Love, in Theory: Ten Stories
E.J. Levy - 2012
In ten captivating and tender stories, E. J. Levy takes readers through the surprisingly erotic terrain of the intellect, offering a smart and modern take on the age-old theme of love--whether between a man and woman, a man and a man, a woman and a woman, or a mother and a child--drawing readers into tales of passion, adultery, and heartbreak. A disheartened English professor's life changes when she goes rock climbing and falls for an outdoorsman. A gay oncologist attending his sister's second wedding ponders dark matter in the universe and the ties that bind us. Three psychiatric patients, each convinced that he is Christ, give rise to a love affair in a small Minnesota town. A Brooklyn woman is thrown out of an ashram for choosing earthly love over enlightenment. A lesbian student of film learns theories of dramatic action the hard way--by falling for a married male professor. Incorporating theories from physics to film to philosophy, from "Rational Choice" to Thorstein Veblen's "Theory of the Leisure Class," these stories movingly explore the heart and mind--shooting cupid's arrow toward a target that may never be reached.
Circling the Drain
Amanda Davis - 1999
With a visceral bite or a surreal edge, each electrically charged story in Circling the Drain presents women trying to understand the nature of loss--of leaving or being left--and discovering that in the throes of feverish conflict, things are rarely what they seem.
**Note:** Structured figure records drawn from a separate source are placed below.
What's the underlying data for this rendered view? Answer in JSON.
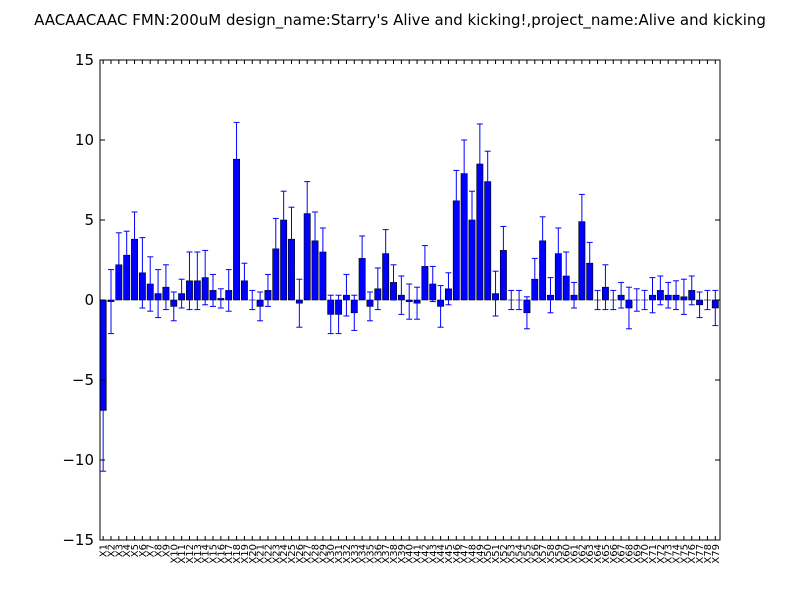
{
  "chart_data": {
    "type": "bar",
    "title": "AACAACAAC  FMN:200uM  design_name:Starry's Alive and kicking!,project_name:Alive and kicking",
    "xlabel": "",
    "ylabel": "",
    "ylim": [
      -15,
      15
    ],
    "yticks": [
      -15,
      -10,
      -5,
      0,
      5,
      10,
      15
    ],
    "ytick_labels": [
      "−15",
      "−10",
      "−5",
      "0",
      "5",
      "10",
      "15"
    ],
    "grid": false,
    "legend": "none",
    "bar_color": "#0000ff",
    "error_color": "#0000ff",
    "categories": [
      "X1",
      "X2",
      "X3",
      "X4",
      "X5",
      "X6",
      "X7",
      "X8",
      "X9",
      "X10",
      "X11",
      "X12",
      "X13",
      "X14",
      "X15",
      "X16",
      "X17",
      "X18",
      "X19",
      "X20",
      "X21",
      "X22",
      "X23",
      "X24",
      "X25",
      "X26",
      "X27",
      "X28",
      "X29",
      "X30",
      "X31",
      "X32",
      "X33",
      "X34",
      "X35",
      "X36",
      "X37",
      "X38",
      "X39",
      "X40",
      "X41",
      "X42",
      "X43",
      "X44",
      "X45",
      "X46",
      "X47",
      "X48",
      "X49",
      "X50",
      "X51",
      "X52",
      "X53",
      "X54",
      "X55",
      "X56",
      "X57",
      "X58",
      "X59",
      "X60",
      "X61",
      "X62",
      "X63",
      "X64",
      "X65",
      "X66",
      "X67",
      "X68",
      "X69",
      "X70",
      "X71",
      "X72",
      "X73",
      "X74",
      "X75",
      "X76",
      "X77",
      "X78",
      "X79"
    ],
    "values": [
      -6.9,
      -0.1,
      2.2,
      2.8,
      3.8,
      1.7,
      1.0,
      0.4,
      0.8,
      -0.4,
      0.4,
      1.2,
      1.2,
      1.4,
      0.6,
      0.1,
      0.6,
      8.8,
      1.2,
      0.0,
      -0.4,
      0.6,
      3.2,
      5.0,
      3.8,
      -0.2,
      5.4,
      3.7,
      3.0,
      -0.9,
      -0.9,
      0.3,
      -0.8,
      2.6,
      -0.4,
      0.7,
      2.9,
      1.1,
      0.3,
      -0.1,
      -0.2,
      2.1,
      1.0,
      -0.4,
      0.7,
      6.2,
      7.9,
      5.0,
      8.5,
      7.4,
      0.4,
      3.1,
      0.0,
      0.0,
      -0.8,
      1.3,
      3.7,
      0.3,
      2.9,
      1.5,
      0.3,
      4.9,
      2.3,
      0.0,
      0.8,
      0.0,
      0.3,
      -0.5,
      0.0,
      0.0,
      0.3,
      0.6,
      0.3,
      0.3,
      0.2,
      0.6,
      -0.3,
      0.0,
      -0.5
    ],
    "errors": [
      3.8,
      2.0,
      2.0,
      1.5,
      1.7,
      2.2,
      1.7,
      1.5,
      1.4,
      0.9,
      0.9,
      1.8,
      1.8,
      1.7,
      1.0,
      0.6,
      1.3,
      2.3,
      1.1,
      0.6,
      0.9,
      1.0,
      1.9,
      1.8,
      2.0,
      1.5,
      2.0,
      1.8,
      1.5,
      1.2,
      1.2,
      1.3,
      1.1,
      1.4,
      0.9,
      1.3,
      1.5,
      1.1,
      1.2,
      1.1,
      1.0,
      1.3,
      1.1,
      1.3,
      1.0,
      1.9,
      2.1,
      1.8,
      2.5,
      1.9,
      1.4,
      1.5,
      0.6,
      0.6,
      1.0,
      1.3,
      1.5,
      1.1,
      1.6,
      1.5,
      0.8,
      1.7,
      1.3,
      0.6,
      1.4,
      0.6,
      0.8,
      1.3,
      0.7,
      0.6,
      1.1,
      0.9,
      0.8,
      0.9,
      1.1,
      0.9,
      0.8,
      0.6,
      1.1
    ]
  }
}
By turns dark and lyrical, ferocious and playful, these stories are precise, startling, and undeniably original. Reading them is a cathartic, mesmerizing literary experience.
Big World
Mary Miller - 2009
Mary Miller's BIG WORLD is the second book and first work of fiction to come out of Short Flight/Long Drive Books, a publishing arm of the independent literary journal Hobart. The characters in Mary Miller's debut short story collection BIG WORLD are at once autonomous and lonesome, possessing both a longing to connect with those around them and a cynicism regarding their ability to do so, whether they're holed up in a motel room in Pigeon Forge with an air gun shooting boyfriend as in "Fast Trains" or navigating the rooms of their house with their dad after their mother's death as in "Leak." Mary Miller's writing is unapologetically honest and efficient and the gut-wrenching directness of her prose is reminiscent of Mary Gaitskill and Courtney Eldridge, if Gaitskill's and Eldridge's stories were set in the south and reeked of spilt beer and cigarette smoke.
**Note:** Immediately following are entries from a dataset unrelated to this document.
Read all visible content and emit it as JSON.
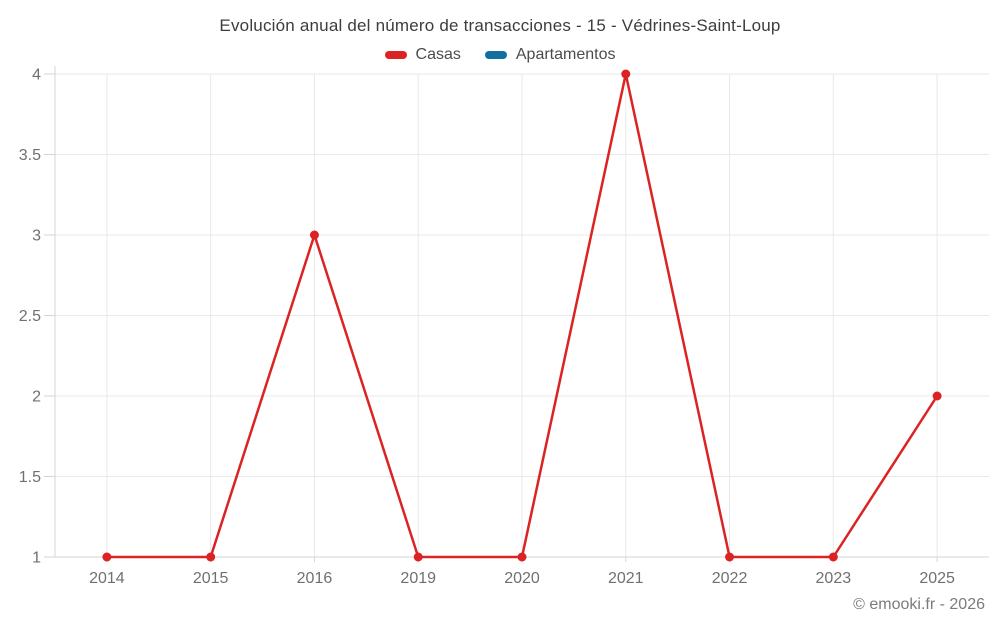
{
  "chart_data": {
    "type": "line",
    "title": "Evolución anual del número de transacciones - 15 - Védrines-Saint-Loup",
    "categories": [
      "2014",
      "2015",
      "2016",
      "2019",
      "2020",
      "2021",
      "2022",
      "2023",
      "2025"
    ],
    "series": [
      {
        "name": "Casas",
        "color": "#dc2323",
        "values": [
          1,
          1,
          3,
          1,
          1,
          4,
          1,
          1,
          2
        ]
      },
      {
        "name": "Apartamentos",
        "color": "#126ea0",
        "values": []
      }
    ],
    "ylim": [
      1,
      4
    ],
    "yticks": [
      1,
      1.5,
      2,
      2.5,
      3,
      3.5,
      4
    ],
    "grid": true,
    "legend_position": "top",
    "marker": "circle"
  },
  "styles": {
    "grid_color": "#e9e9e9",
    "axis_color": "#d5d5d5",
    "axis_label_color": "#707070"
  },
  "footer": {
    "text": "© emooki.fr - 2026"
  }
}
Love Is Power, or Something Like That: Stories
A. Igoni Barrett - 2013
In contemporary Lagos, a young boy may pose as a woman online, and a maid may be suspected of sleeping with her employer and yet still become a young wife’s confidante. Men and women can be objects of fantasy, the subject of beery soliloquies. They can be trophies or status symbols. Or they can be overwhelming in their need.In these wide-ranging stories, A. Igoni Barrett roams the streets with people from all stations of life. A man with acute halitosis navigates the chaos of the Lagos bus system. A minor policeman, full of the authority and corruption of his uniform, beats his wife. A family’s fortunes fall from love and wealth to infidelity and poverty as poor choices unfurl over three generations. With humor and tenderness, Barrett introduces us to an utterly modern Nigeria, where desire is a means to an end, and love is a power as real as money.